Within a week, I didn’t want to exist anymore.

I’m honestly surprised I survived that period. I was reckless in ways that only make sense if you’ve already given up. One night of substances and bad decisions finally gave me the courage to do something extreme: everything with sentimental ties to my past had to go.

So I threw it all out.

At some point I blacked out. I woke up the next afternoon wearing one sock and a beanie. No clothes. No plan. I lived alone, figured I’d just order replacements online. What’s a couple days without clothes?

Turns out, when you’re burned out in every possible way, you don’t even bother ordering them. I slept. I doordashed. I slept more. I didn’t buy clothes because when did shirts start costing forty bucks? I used to buy band tees for ten bucks and call it a day. Screw it.

Then something unexpected happened.

A friend from junior high—now living in the Midwest—reached out. She wanted to come say hi. She walked into a full-blown dumpster fire of a human being… and stayed anyway. We caught up. I filled in the parts of my story I hadn’t told anyone. She told me hers.

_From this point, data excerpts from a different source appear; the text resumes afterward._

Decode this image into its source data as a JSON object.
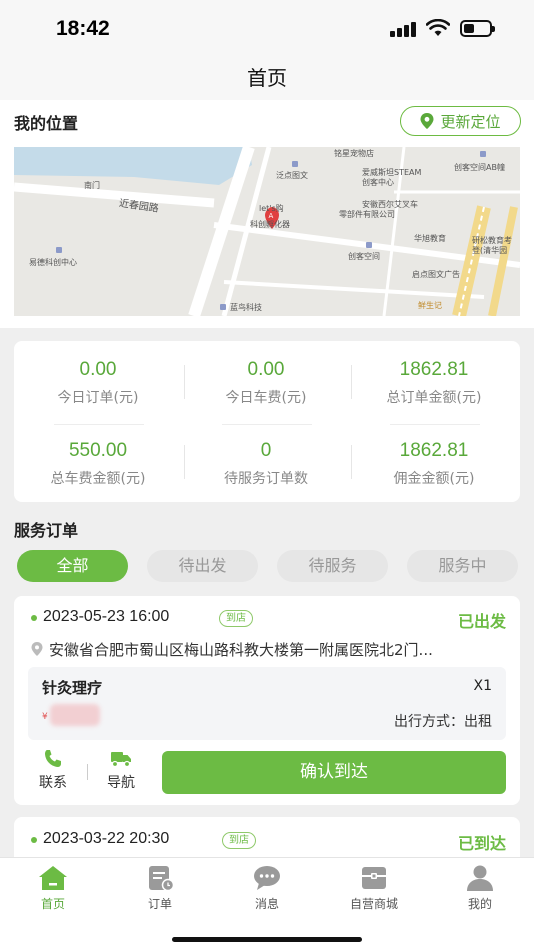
{
  "status_bar": {
    "time": "18:42"
  },
  "header": {
    "title": "首页"
  },
  "location": {
    "title": "我的位置",
    "relocate_label": "更新定位",
    "map_labels": [
      "南门",
      "近春园路",
      "泛点图文",
      "let's购",
      "铭星宠物店",
      "爱威斯坦STEAM",
      "创客中心",
      "安徽西尔艾叉车",
      "零部件有限公司",
      "创客空间AB幢",
      "易德科创中心",
      "科创孵化器",
      "创客空间",
      "华旭教育",
      "研松教育考",
      "登(清华园",
      "启点图文广告",
      "鲜生记",
      "蓝鸟科技"
    ]
  },
  "stats": [
    {
      "value": "0.00",
      "label": "今日订单(元)"
    },
    {
      "value": "0.00",
      "label": "今日车费(元)"
    },
    {
      "value": "1862.81",
      "label": "总订单金额(元)"
    },
    {
      "value": "550.00",
      "label": "总车费金额(元)"
    },
    {
      "value": "0",
      "label": "待服务订单数"
    },
    {
      "value": "1862.81",
      "label": "佣金金额(元)"
    }
  ],
  "orders_section": {
    "title": "服务订单",
    "tabs": [
      "全部",
      "待出发",
      "待服务",
      "服务中"
    ],
    "active_tab": "全部"
  },
  "orders": [
    {
      "datetime": "2023-05-23 16:00",
      "tag": "到店",
      "status": "已出发",
      "address": "安徽省合肥市蜀山区梅山路科教大楼第一附属医院北2门...",
      "service_name": "针灸理疗",
      "quantity": "X1",
      "price_symbol": "¥",
      "travel_mode": "出行方式：出租",
      "contact_label": "联系",
      "navigate_label": "导航",
      "confirm_label": "确认到达"
    },
    {
      "datetime": "2023-03-22 20:30",
      "tag": "到店",
      "status": "已到达"
    }
  ],
  "tab_bar": {
    "items": [
      {
        "label": "首页",
        "icon": "home-icon"
      },
      {
        "label": "订单",
        "icon": "order-icon"
      },
      {
        "label": "消息",
        "icon": "message-icon"
      },
      {
        "label": "自营商城",
        "icon": "shop-icon"
      },
      {
        "label": "我的",
        "icon": "profile-icon"
      }
    ],
    "active": "首页"
  },
  "colors": {
    "accent": "#6cbb44",
    "value_green": "#59a83a",
    "background": "#efefef"
  }
}
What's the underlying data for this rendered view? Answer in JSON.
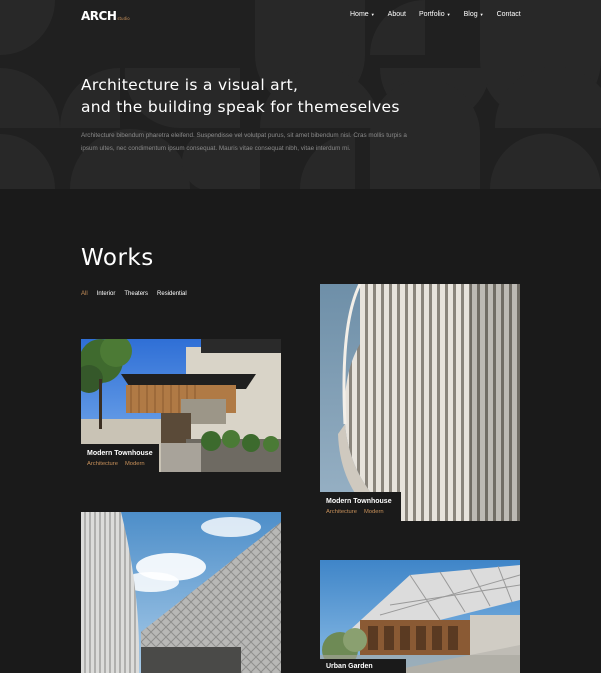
{
  "brand": {
    "logo": "ARCH",
    "logo_suffix": "studio"
  },
  "nav": {
    "items": [
      {
        "label": "Home",
        "dropdown": true
      },
      {
        "label": "About",
        "dropdown": false
      },
      {
        "label": "Portfolio",
        "dropdown": true
      },
      {
        "label": "Blog",
        "dropdown": true
      },
      {
        "label": "Contact",
        "dropdown": false
      }
    ]
  },
  "hero": {
    "title_line1": "Architecture is a visual art,",
    "title_line2": "and the building speak for themeselves",
    "description": "Architecture bibendum pharetra eleifend. Suspendisse vel volutpat purus, sit amet bibendum nisl. Cras mollis turpis a ipsum ultes, nec condimentum ipsum consequat. Mauris vitae consequat nibh, vitae interdum mi."
  },
  "works": {
    "title": "Works",
    "filters": [
      "All",
      "Interior",
      "Theaters",
      "Residential"
    ],
    "active_filter": "All",
    "cards": [
      {
        "title": "Modern Townhouse",
        "tags": [
          "Architecture",
          "Modern"
        ]
      },
      {
        "title": "Modern Townhouse",
        "tags": [
          "Architecture",
          "Modern"
        ]
      },
      {
        "title": "",
        "tags": []
      },
      {
        "title": "Urban Garden",
        "tags": []
      }
    ]
  },
  "colors": {
    "accent": "#c7905a",
    "background": "#1a1a1a",
    "hero_bg": "#202020"
  }
}
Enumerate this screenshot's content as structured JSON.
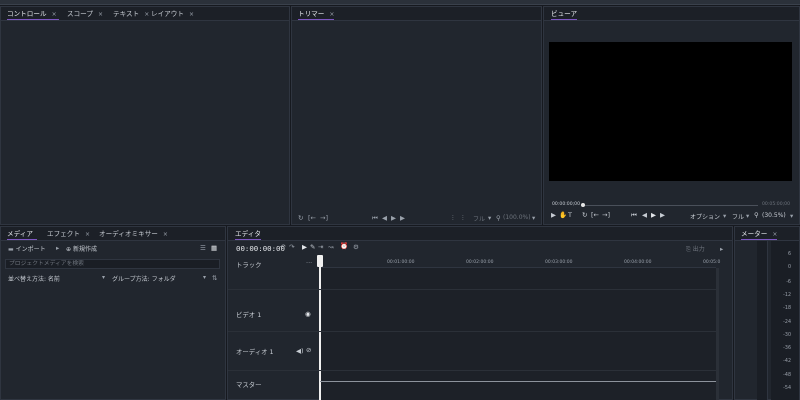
{
  "controls_panel": {
    "tabs": [
      {
        "label": "コントロール"
      },
      {
        "label": "スコープ"
      },
      {
        "label": "テキスト"
      },
      {
        "label": "レイアウト"
      }
    ]
  },
  "trimmer_panel": {
    "tab": "トリマー",
    "zoom_label": "フル",
    "zoom_value": "(100.0%)"
  },
  "viewer_panel": {
    "tab": "ビューア",
    "current_time": "00:00:00;00",
    "end_time": "00:05:00;00",
    "options_label": "オプション",
    "zoom_label": "フル",
    "zoom_value": "(30.5%)"
  },
  "media_panel": {
    "tabs": [
      {
        "label": "メディア"
      },
      {
        "label": "エフェクト"
      },
      {
        "label": "オーディオミキサー"
      }
    ],
    "import_label": "インポート",
    "new_label": "新規作成",
    "search_placeholder": "プロジェクトメディアを検索",
    "sort_label": "並べ替え方法: 名前",
    "group_label": "グループ方法: フォルダ"
  },
  "editor_panel": {
    "tab": "エディタ",
    "timecode": "00:00:00:00",
    "output_label": "出力",
    "tracks_header": "トラック",
    "ruler_ticks": [
      "00:01:00:00",
      "00:02:00:00",
      "00:03:00:00",
      "00:04:00:00",
      "00:05:0"
    ],
    "tracks": [
      {
        "label": "ビデオ 1"
      },
      {
        "label": "オーディオ 1"
      },
      {
        "label": "マスター"
      }
    ]
  },
  "meter_panel": {
    "tab": "メーター",
    "scale": [
      "6",
      "0",
      "-6",
      "-12",
      "-18",
      "-24",
      "-30",
      "-36",
      "-42",
      "-48",
      "-54"
    ]
  }
}
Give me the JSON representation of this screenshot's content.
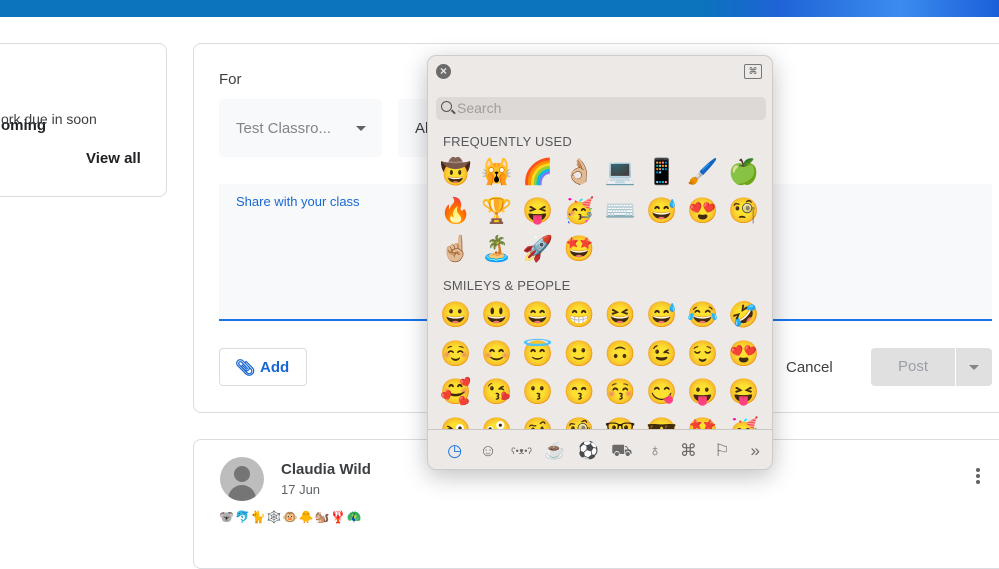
{
  "upcoming": {
    "title": "oming",
    "subtitle": "ork due in soon",
    "view_all": "View all"
  },
  "composer": {
    "for_label": "For",
    "class_select": "Test Classro...",
    "students_select": "Al",
    "textarea_placeholder": "Share with your class",
    "add_label": "Add",
    "cancel_label": "Cancel",
    "post_label": "Post",
    "accent": "#1967d2"
  },
  "post": {
    "author": "Claudia Wild",
    "date": "17 Jun",
    "content": "🐨🐬🐈🕸️🐵🐥🐿️🦞🦚"
  },
  "emoji_picker": {
    "search_placeholder": "Search",
    "frequently_used_label": "FREQUENTLY USED",
    "frequently_used": [
      "🤠",
      "🙀",
      "🌈",
      "👌🏼",
      "💻",
      "📱",
      "🖌️",
      "🍏",
      "🔥",
      "🏆",
      "😝",
      "🥳",
      "⌨️",
      "😅",
      "😍",
      "🧐",
      "☝🏼",
      "🏝️",
      "🚀",
      "🤩"
    ],
    "smileys_label": "SMILEYS & PEOPLE",
    "smileys": [
      "😀",
      "😃",
      "😄",
      "😁",
      "😆",
      "😅",
      "😂",
      "🤣",
      "☺️",
      "😊",
      "😇",
      "🙂",
      "🙃",
      "😉",
      "😌",
      "😍",
      "🥰",
      "😘",
      "😗",
      "😙",
      "😚",
      "😋",
      "😛",
      "😝",
      "😜",
      "🤪",
      "🤨",
      "🧐",
      "🤓",
      "😎",
      "🤩",
      "🥳"
    ],
    "categories": [
      {
        "name": "recent",
        "glyph": "◷"
      },
      {
        "name": "smileys",
        "glyph": "☺"
      },
      {
        "name": "animals",
        "glyph": "ʕ•ᴥ•ʔ"
      },
      {
        "name": "food",
        "glyph": "☕"
      },
      {
        "name": "activity",
        "glyph": "⚽"
      },
      {
        "name": "travel",
        "glyph": "⛟"
      },
      {
        "name": "objects",
        "glyph": "♁"
      },
      {
        "name": "symbols",
        "glyph": "⌘"
      },
      {
        "name": "flags",
        "glyph": "⚐"
      },
      {
        "name": "more",
        "glyph": "»"
      }
    ]
  }
}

And then she said something that changed everything.

She had gone through a similar loss of self. Not the betrayal—but the erasure. And what helped her reset her life was something that, at the time, sounded absurd.

A nudist resort.

I laughed. Internally panicked. Immediately flashed back to an old punk band shirt that proudly declared “I Hate Hippies.” I didn’t actually hate hippies—but this was definitely not my crowd.

She said, “We’re going tomorrow.”

At that point? Whatever. I didn’t care.

The next day, I stepped out of the car. Outside. No clothes. Nothing on my back. No weight on my shoulders.

And for the first time since my marriage ended, I felt… lighter.

I wasn’t magically okay. I wasn’t moving forward yet. But I wasn’t sinking anymore. I had stopped taking on water.

For context: nudity never bothered me. I’ve never been overly sexual. I need connection before intimacy. I’ve had exactly one one-night stand in my life, and that was purely self-preservation. Being a nudist was never on my bingo card—especially not within a family life.

So I had to understand why this was helping.

The answer was uncomfortable and obvious: I had made other people the source of my happiness. My wife. My family. When someone else is your reason for living, your fate is in their hands. And when they disappear, you spiral.

I realized something fundamental: people, relationships, things—they are happiness enhancers. They can add to your life. They can deepen it. But they can’t be the source.

At that moment, this—nudism, oddly enough—was the only thing helping my mental health that wasn’t illegal or slowly killing me. And I decided I wasn’t going to let uninformed opinions take that away.

If someone doesn’t know what you’re dealing with, where your head is at, or what’s keeping you afloat, they don’t get a vote. Period.

That decision tied directly into another reckoning: I had spent years caring way too much about what people thought. I bought expensive guitars to impress strangers. Nice things to feel important to people I’d never meet. And when I needed real support? Silence.

That was the moment I stopped performing for imaginary audiences.

Real friends don’t care about your stuff. The ones who do probably aren’t real. That realization gave me something back—control.

Then came the hardest part: self-worth.

Being naked around other people forces a reckoning. You either realize this isn’t for you—or you realize there’s nothing wrong with you. I don’t use nudity as shock value. I use it as a metaphor.

Nothing to hide.

This is me.

What you see is what you get.

When you reach a point where you’re comfortable in your own skin, insults lose their power. You work on what you can change, you accept what you can’t, and you stop apologizing for existing.

This isn’t about telling anyone else to live this way. It’s about reminding people they’re allowed to pursue what makes them okay—mentally, emotionally, honestly—as long as they’re not hurting themselves or anyone else.

My life is awkward. It’s chaotic. It’s a steady stream of “how is this real?” moments.

And for the first time in a long time, it’s mine.

Welcome to Jake’s Awkward Days.

Jake portrait

TL;DR

Everything is weird. We are just writing it down.